La solitaria non è qualcosa che vivono tutti. Ti trovi di fronte alla montagna, non è come in altre situazioni che puoi cercare degli escamotage: non puoi barare, sei da solo, apri la via e se provi a non rispettare il tuo avversario ‒ che non è un altro uomo, ma è la parete, qualcosa di più grande di te, sei tu che ci rimetti. Impari a essere onesto, sai di essere un ospite, di dover passare in punta di piedi. La natura ti dà i limiti, ma ti fa anche capire i tuoi pregi.

Ti definiscono uno dei “grandi eredi degli alpinisti del passato”.
Potrebbe essere perché l’alpinismo di un tempo aveva una parte romantica, erano alpinisti attenti alla montagna. Ora c’è molta competizione, si vede la montagna come un “campo da gioco”, ma non può essere considerata tale: la natura è incontrollabile, selvaggia. Troppo spesso siamo concentrati sulle nostre gesta, siamo sportivi, amiamo le sfide; dovremmo invece impegnarci a far passare un messaggio, come hanno fatto Walter Bonatti (1930-2011), che ha fatto innamorare della montagna tanti altri alpinisti, e Reinhold Messner, che l’ha sempre messa al primo posto.

In generale, quali sono le caratteristiche che deve avere un alpinista, fisiche e psichiche?
Essere umile, allo stesso tempo caparbio, che non è il contrario; ed essere ambizioso ‒ ambire nella vita è importante, a qualunque livello, vuol dire migliorarsi sempre, e creativo. Fisicamente è complesso da descrivere, devi essere, per fare un paragone, come un triatleta che ha forza e resistenza aerobica, ma deve sopportare sforzi molto prolungati, di giorni. Inoltre, bisogna avere l’intelligenza di sapersi ascoltare, per avere un margine di autonomia. Ricordarsi che la cima non è il traguardo, il limite, ma il giro di boa. Arrivato lì devi avere la forza di tornare indietro, di rientrare a casa.

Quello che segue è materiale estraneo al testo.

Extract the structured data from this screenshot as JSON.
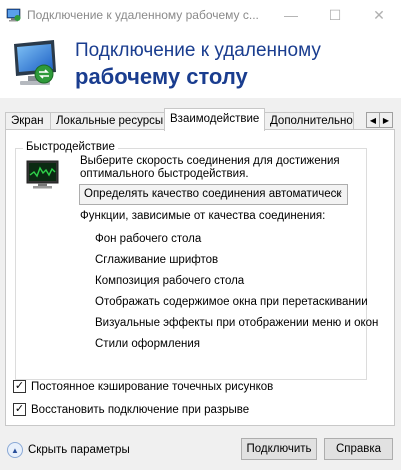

Come è cambiato negli anni l’abbigliamento per la montagna?
Le prime guide alpine, che accompagnavano i turisti e i signori inglesi, per non sfigurare, andavano in montagna con il ve- stito buono. Gli si diceva, scherzando, “se succede qualcosa, siete già pronti... ” Poi i loro vestiti, i cappelli, le giacche e i pantaloni in flanella, sono diventati di moda, e usati per la festa. Se invece parliamo di abbigliamento tecnico, è in continua evoluzione, con una ricerca oggi molto spinta sull’ecosostenibilità. The North Face, ad esempio, ha appena presentato Future Light (una membrana impermeabile che è permeabile all’aria, nda), un tessuto sintetico con alte prestazioni; una tecnologia che ha messo a disposizione di tutti.

Nelle conferenze di quest’estate hai parlato di natura e di responsabilità.
Durante il lockdown abbiamo visto come la natura riprendeva spazio in città, ma anche in montagna: c’era l’aria più pulita, meno rumore; abbiamo avuto un privilegio, quello di capire l’incidenza dell’uomo. Non vuol dire che non dobbiamo più muoverci, non si può fare. Ma trovare un bilanciamento. Avere rispetto della natura e dell’uomo. E ricordarci che lei non si ferma, trova sempre il modo di uscirne; è l’uomo, invece, molto più fragile.

Quali sono i tuoi progetti per il prossimo futuro?
Ci saranno meno conferenze pubbli- che ma continuerò a collaborare con Kili-mangiaro (RAI3) a parlare di montagna, facendo conoscere le storie belle, di uomini avventurieri. E mi sto preparando per scalare la parete Rupal del Nanga Parbat in Pakistan, in inverno, in stile alpino, lo stile pulito (senza campi base, sherpa e ovviamente ossigeno); è molto difficile, ci vuole tanto allenamento. Le chance di riuscire? Lo 0,01 per cento, ma uno deve provarci.